Le Christ est représenté assis sur son trône de gloire, il tient de la main gauche le livre récapitulant toute Révélation. Ouvert, il proclame ce texte : Moi, je suis l’alpha et l’oméga, le premier et le dernier, le commencement et la fin (Ap 22, 13). Le geste de son bras droit est celui du maître qui enseigne toute vérité. Il sera aussi le geste du Juge souverain qui reviendra à la fin des temps pour séparer les bénis des maudits, avec comme seul critère le commandement nouveau donné par son Évangile (cf. Mt 25). Ses pieds reposent sur un parallélépipède, selon le premier verset du psaume 109 : Oracle du Seigneur à mon seigneur : « Siège à ma droite, et je ferai de tes ennemis le marchepied de ton trône. » Cette figure donne la signification profonde de cette icône, en référence à la promesse révélée par saint Paul :
Alors, tout sera achevé, quand le Christ remettra le pouvoir royal à Dieu son Père, après avoir anéanti, parmi les êtres célestes, toute Principauté, toute Souveraineté et Puissance. Car c’est lui qui doit régner jusqu’au jour où Dieu aura mis sous ses pieds tous ses ennemis. Et le dernier ennemi qui sera anéanti, c’est la mort, car il a tout mis sous ses pieds. Et, quand tout sera mis sous le pouvoir du Fils, lui-même se mettra alors sous le pouvoir du Père qui lui aura tout soumis, et ainsi, Dieu sera tout en tous (1 Co 15, 24-26, 28).
Au principe de l’accomplissement de toute chose, le Christ a acquis sa royauté glorieuse au prix de sa mort : « Ne fallait-il pas que le Christ souffrît [sa Passion] pour entrer dans sa gloire ? » (Lc 24, 26) Le titre de cette icône se rapporte d’abord à la victoire, par la croix, du Christ sur Satan, partant sur la mort. En ce sens, l’inspiration de cette icône repose essentiellement sur les versets 7 à 10 du psaume 23 (1) :
Portes, levez vos frontons, élevez-vous, portes éternelles :
qu’il entre, le roi de gloire !
Qui est ce roi de gloire ?
C’est le Seigneur, le fort, le vaillant, le Seigneur, le vaillant des combats.
Portes, levez vos frontons, levez-les, portes éternelles :
qu’il entre, le roi de gloire !
Qui donc est ce roi de gloire ?
C’est le Seigneur, Dieu de l’univers ; c’est lui, le roi de gloire.

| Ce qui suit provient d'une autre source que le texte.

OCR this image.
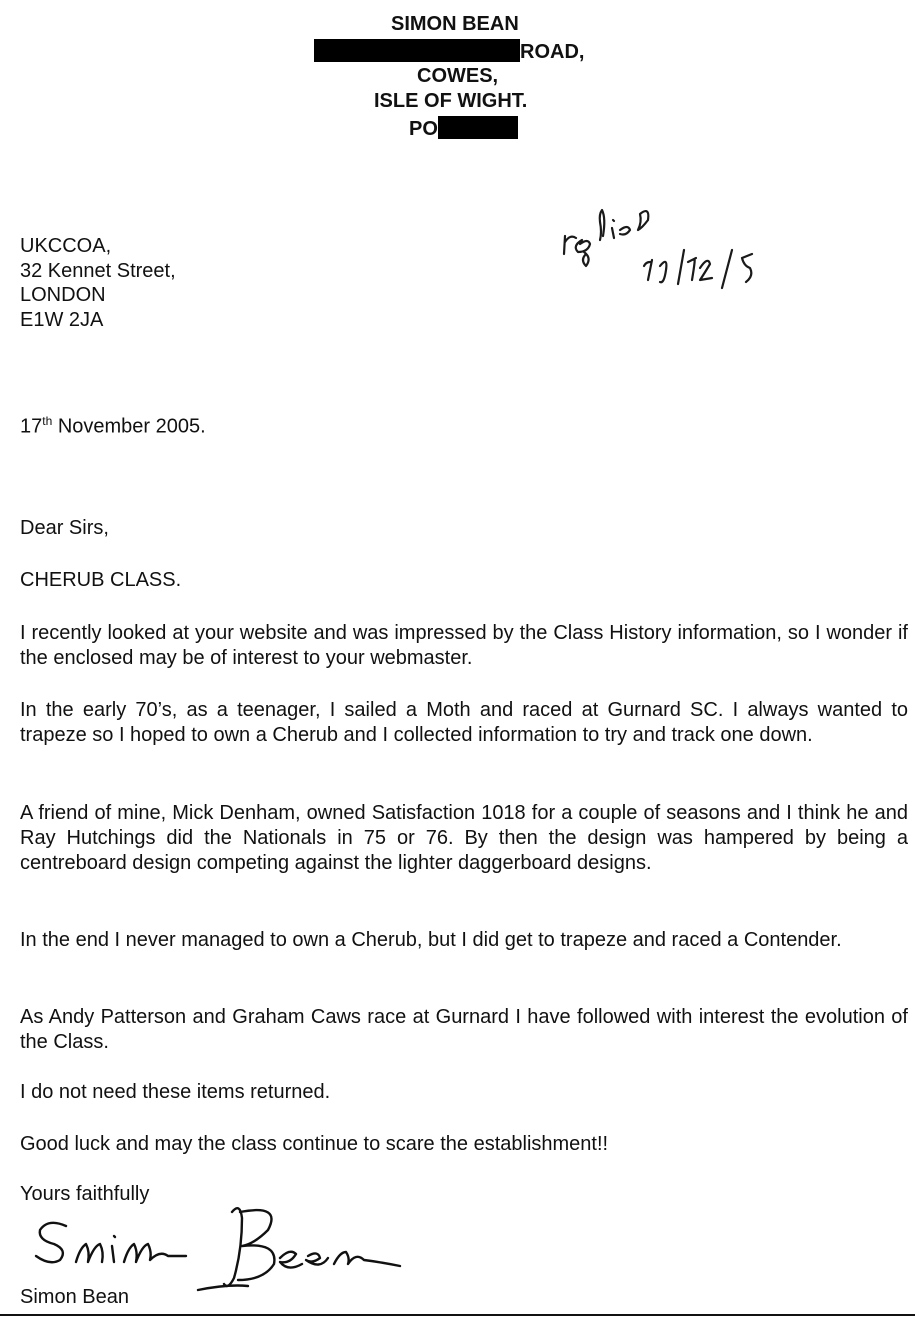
SIMON BEAN
ROAD,
COWES,
ISLE OF WIGHT.
PO
UKCCOA,
32 Kennet Street,
LONDON
E1W 2JA
17th November 2005.
Dear Sirs,
CHERUB CLASS.
I recently looked at your website and was impressed by the Class History information, so I wonder if the enclosed may be of interest to your webmaster.
In the early 70’s, as a teenager, I sailed a Moth and raced at Gurnard SC. I always wanted to trapeze so I hoped to own a Cherub and I collected information to try and track one down.
A friend of mine, Mick Denham, owned Satisfaction 1018 for a couple of seasons and I think he and Ray Hutchings did the Nationals in 75 or 76. By then the design was hampered by being a centreboard design competing against the lighter daggerboard designs.
In the end I never managed to own a Cherub, but I did get to trapeze and raced a Contender.
As Andy Patterson and Graham Caws race at Gurnard I have followed with interest the evolution of the Class.
I do not need these items returned.
Good luck and may the class continue to scare the establishment!!
Yours faithfully
Simon Bean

Ce psaume était entonné au moment où la procession allait entrer dans le Temple. Un chœur chantait le Roi de gloire qui venait habiter son Temple, l’autre chœur demandait qui est ce personnage et s’entendait aussitôt répondre : « C’est Yahvé Sabaoth ! » Dans l’Évangile de Nicodème (apocryphe), ce psaume est chanté par les armées célestes quand le Christ brise les portes de l’Enfer et y fait une entrée triomphale, anéantissant le pouvoir de Satan et de Hadès, et délivrant les justes pour les conduire au Paradis. Et Hadès de dire à Satan : « Vois, il ne me reste plus de morts, et tous ceux que tu avais gagnés par l’arbre de la connaissance [du bien et du mal], le Christ te les a repris par l’arbre de la Croix… En gagnant la mort du Roi de gloire, tu t’es tué toi-même. »
Réjouissons-nous alors, et rendons grâce en contemplant cette icône : c’est la destruction des Puissances du mal et de la mort qui vaut au Roi premier-né d’entre les morts d’être glorieux d’une victoire sans prix, pour le bien inamissible de l’humanité.
(1) Nous suivons ici l’analyse de Piotr Skubiszewski in Civilisation Médiévale, année 1996/2 p. 229-258.
Pierre-Marie Varennes
Christ en majesté, école russe, XVIe s., Odessa (Ukraine), musée des Beaux-Arts. © Odessa Art Museum / Bridgeman Images.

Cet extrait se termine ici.